Poor heart health during pregnancy tied to worse cardiovascular health in children, study finds

Children born to mothers considered to be in the poorest category of cardiovascular health face an eight-times higher risk for poor heart health during adolescence, compared to children born to mothers with ideal heart health during their pregnancy, according to research published Feb. 16 in Journal of the American Medical Association. 

Researchers from Chicago-based Northwestern Medicine, and the Ann and Robert Lurie Children's Hospital used data from a previous observational study that included 2,302 mother-child pairs spanning six countries. In that study, pregnancies occurred between 2000 and 2006 and children were evaluated between ages 10 and 14. In the latest study, researchers used the American Heart Association's definition for cardiovascular health to categorize pregnant mothers' heart health. 

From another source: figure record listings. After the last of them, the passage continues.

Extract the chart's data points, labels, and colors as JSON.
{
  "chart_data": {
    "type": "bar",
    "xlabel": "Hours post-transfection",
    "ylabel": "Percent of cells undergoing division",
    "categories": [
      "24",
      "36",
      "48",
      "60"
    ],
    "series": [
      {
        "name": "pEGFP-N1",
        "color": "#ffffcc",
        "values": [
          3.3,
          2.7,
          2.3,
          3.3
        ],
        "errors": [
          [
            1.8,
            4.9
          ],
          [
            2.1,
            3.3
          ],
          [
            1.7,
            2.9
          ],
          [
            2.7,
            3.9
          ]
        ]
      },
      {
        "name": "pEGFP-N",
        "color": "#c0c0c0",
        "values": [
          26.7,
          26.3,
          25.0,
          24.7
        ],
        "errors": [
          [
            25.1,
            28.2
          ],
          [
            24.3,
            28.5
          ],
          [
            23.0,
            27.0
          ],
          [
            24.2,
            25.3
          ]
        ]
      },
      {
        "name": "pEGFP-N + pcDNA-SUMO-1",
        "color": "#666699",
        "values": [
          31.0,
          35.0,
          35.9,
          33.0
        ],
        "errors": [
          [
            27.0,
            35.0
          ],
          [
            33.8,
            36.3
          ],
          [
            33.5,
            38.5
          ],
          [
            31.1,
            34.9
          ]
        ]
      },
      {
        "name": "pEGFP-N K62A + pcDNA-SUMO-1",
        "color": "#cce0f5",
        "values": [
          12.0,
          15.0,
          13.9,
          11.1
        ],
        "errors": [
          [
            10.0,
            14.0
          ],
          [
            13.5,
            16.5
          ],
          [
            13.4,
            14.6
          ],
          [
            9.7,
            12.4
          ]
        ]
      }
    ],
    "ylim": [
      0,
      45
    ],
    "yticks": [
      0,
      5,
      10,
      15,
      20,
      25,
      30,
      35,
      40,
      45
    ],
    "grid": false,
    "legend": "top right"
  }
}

For mothers with the poorest heart health during pregnancy, the risk for their children having the poorest heart health between the ages of 10 and 14 was eight times higher than children born to mothers with ideal heart health. Among pregnant mothers considered to have intermediate heart health, the risk for their children having the poorest cardiovascular health during early adolescence was two times higher than mothers with the healthiest hearts. 

The study was the first to consider the associations between maternal heart health and their child's heart health in the longer term, according to a news release. 

"The children in this study are soon going to be adults, and as a next step, we'd like to measure cardiovascular health and signs of early cardiovascular disease as they enter adulthood," said Amanda Perak, MD, lead study author.